2. Die Schülermützen
Wer kam eigentlich auf den Gedanken mit den Schülermützen ? Wir wissen es nicht mehr. Jedenfalls tauchte bei uns in der 11. Klasse auf einmal der Gedanke auf, dass wir als Schüler des Domgymnasiums zum Zeichen der Zugehörigkeit zu einer renommierten Schule und als sichtbarer Ausdruck der Zusammengehörigkeit unserer Schulklasse uns kleidungsmässig unterscheidbar von anderen abheben sollten.
Schuluniformen nach englischem Vorbild kamen allein aus Kostengründen nicht in Frage.

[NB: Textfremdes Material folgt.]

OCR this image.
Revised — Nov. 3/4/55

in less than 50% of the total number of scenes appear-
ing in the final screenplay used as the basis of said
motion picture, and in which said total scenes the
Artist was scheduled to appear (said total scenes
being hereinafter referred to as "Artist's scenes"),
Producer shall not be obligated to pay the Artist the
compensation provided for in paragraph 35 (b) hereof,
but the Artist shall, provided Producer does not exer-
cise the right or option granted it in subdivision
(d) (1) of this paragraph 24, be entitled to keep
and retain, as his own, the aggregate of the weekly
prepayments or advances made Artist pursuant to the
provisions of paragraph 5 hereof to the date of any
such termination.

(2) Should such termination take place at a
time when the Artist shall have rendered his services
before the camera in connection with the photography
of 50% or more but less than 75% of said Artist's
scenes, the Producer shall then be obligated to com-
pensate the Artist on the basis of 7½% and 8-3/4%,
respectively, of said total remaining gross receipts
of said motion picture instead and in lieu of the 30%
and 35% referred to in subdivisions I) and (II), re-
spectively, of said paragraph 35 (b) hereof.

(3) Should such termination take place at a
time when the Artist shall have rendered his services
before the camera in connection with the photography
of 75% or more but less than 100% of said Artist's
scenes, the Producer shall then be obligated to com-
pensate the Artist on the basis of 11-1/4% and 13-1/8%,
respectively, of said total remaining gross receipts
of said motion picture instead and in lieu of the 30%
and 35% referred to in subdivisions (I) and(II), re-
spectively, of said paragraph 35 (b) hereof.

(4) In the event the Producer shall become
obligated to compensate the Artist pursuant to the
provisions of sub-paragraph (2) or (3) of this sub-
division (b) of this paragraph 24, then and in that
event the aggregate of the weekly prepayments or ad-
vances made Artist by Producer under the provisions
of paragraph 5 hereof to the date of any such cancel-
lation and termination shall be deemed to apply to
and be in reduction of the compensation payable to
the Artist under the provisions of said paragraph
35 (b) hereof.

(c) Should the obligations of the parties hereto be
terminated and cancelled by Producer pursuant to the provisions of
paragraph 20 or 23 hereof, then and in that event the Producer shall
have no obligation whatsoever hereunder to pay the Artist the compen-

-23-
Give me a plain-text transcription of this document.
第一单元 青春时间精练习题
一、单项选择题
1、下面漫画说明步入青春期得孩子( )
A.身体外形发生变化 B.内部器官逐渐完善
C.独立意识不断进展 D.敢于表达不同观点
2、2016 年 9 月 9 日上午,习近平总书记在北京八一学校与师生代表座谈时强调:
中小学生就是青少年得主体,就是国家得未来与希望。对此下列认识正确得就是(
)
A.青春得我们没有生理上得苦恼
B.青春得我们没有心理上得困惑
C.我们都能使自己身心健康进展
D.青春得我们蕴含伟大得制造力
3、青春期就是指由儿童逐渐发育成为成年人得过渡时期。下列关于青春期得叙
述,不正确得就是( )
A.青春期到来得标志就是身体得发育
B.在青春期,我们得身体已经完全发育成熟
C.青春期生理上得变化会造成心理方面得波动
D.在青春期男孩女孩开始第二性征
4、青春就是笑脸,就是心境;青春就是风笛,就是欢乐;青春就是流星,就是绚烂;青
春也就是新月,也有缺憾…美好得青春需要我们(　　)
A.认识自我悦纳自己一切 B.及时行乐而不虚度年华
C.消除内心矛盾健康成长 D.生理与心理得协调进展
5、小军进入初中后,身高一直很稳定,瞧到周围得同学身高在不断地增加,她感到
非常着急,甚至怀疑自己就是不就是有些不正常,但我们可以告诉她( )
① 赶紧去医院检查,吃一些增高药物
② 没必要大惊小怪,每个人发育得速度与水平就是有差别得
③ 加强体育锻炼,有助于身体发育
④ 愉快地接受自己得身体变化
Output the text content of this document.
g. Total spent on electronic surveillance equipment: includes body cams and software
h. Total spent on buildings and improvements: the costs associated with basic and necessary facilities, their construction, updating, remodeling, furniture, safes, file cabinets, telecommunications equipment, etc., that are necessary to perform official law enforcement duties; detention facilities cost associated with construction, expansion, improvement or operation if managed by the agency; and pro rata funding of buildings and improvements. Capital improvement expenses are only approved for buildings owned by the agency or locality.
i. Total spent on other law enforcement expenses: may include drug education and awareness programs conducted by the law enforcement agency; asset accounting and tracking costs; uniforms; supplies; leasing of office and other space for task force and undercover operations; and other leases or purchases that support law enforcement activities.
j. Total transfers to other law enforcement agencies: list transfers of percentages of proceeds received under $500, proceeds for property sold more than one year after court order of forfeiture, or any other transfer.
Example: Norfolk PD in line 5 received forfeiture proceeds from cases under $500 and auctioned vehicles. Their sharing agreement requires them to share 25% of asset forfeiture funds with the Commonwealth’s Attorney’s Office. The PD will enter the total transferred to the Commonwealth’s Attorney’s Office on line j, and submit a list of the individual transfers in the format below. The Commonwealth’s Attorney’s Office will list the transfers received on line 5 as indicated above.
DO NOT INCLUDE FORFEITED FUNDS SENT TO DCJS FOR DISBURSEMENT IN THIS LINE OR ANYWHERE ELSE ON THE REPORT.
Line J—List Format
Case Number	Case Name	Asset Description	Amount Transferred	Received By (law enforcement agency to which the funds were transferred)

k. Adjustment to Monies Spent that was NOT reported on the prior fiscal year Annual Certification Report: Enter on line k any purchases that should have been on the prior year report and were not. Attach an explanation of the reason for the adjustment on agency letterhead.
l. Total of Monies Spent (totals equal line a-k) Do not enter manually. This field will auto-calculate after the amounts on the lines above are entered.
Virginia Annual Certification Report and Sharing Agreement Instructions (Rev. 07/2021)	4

Außerdem wäre der Widerstand von Schule und Elternhaus wohl schwer zu überwinden gewesen. Aber Mützen, Schülermützen, wie sie in Büchern und Filmen dargestellt wurden, übten einen unwiderstehlichen Reiz auf uns aus. Wir ahnten, dass ein Rückgriff auf " alte Zeiten " nicht ganz unproblematisch sein könnte. War so etwas nicht ein verpöntes Elitedenken ? Mit jugendlicher Unbekümmertheit verwarfen wir hier und da aufkommende Bedenken. Die Mehrheit von uns war dafür.
Aber wie sollte die Mütze aussehen? Schließlich einigten wir uns. Das war sie nun, eine samtig-rote Stoffkappe mit Stofffutter und kurzem Schirm in gleichem Stoff und gleicher Farbe. Sie kostete 7,00 DM (damals!), die Mehrzahl kaufte sie, einige schlossen sich aus prinzipiellen Erwägungen nicht an.
Nun waren wir besonders auf die Reaktion unserer Lehrer sehr gespannt, als wir dann tatsächlich mit diesen Mützen in der Schule erschienen. Anfangs geschah nichts. Der Lehrkörper war wohl in ungläubigem Staunen wie gelähmt. Er musste diese neue Erscheinung erst einmal einordnen. Einige Lehrer und auch einige Eltern vermittelten uns den Eindruck, dass wir nicht nur mit unerbittlicher Gegnerschaft rechnen mussten. Wir glaubten, verhaltenen Duldungswillen auszumachen. Es fand eine Lehrerkonferenz statt. Die Staats-, ich meine, Schulräson siegte. Die Schule entschied sich dafür, uns das Tragen der Mützen in der Schule zu untersagen.
Wir trugen sie dann außerhalb der Schule weiter. Es ging kein Aufschrei der Empörung durch unser Städtchen Verden, wenn wir mit diesen Mützen auftraten. Im großen Ganzen nahm man das so hin.
Es dauerte nicht lange, dann tauchten Epigonen auf; die Schüler unterer Klassen fanden die Ideen wohl als nette Abwechslung nachahmenswert (heute würden sie sagen " cool ") und begannen ähnliche Mützen in abweichender Farbe zu tragen.
Kurz und gut, nach einer Weile ebbte die Begeisterung ab und die Mützen verschwanden wieder.
War die Idee denn wirklich Ausdruck eines elitären Standesbewusstseins ? Aber woher hätten wir das denn damals nehmen sollen? Wir sahen es also nicht so. Wir wollten neben der Freude am Überraschungseffekt wohl etwas anderes ausdrücken, nämlich, dass wir uns nicht als namenlose Masse fühlten. Wir gehörten einer Gruppe (Schulklasse) an, die sich an anspruchsvollen Bildungszielen orientierte mit der Bereitschaft, sich höheren Anforderungen zu stellen. Ist so etwas im Grunde nicht begrüßenswert?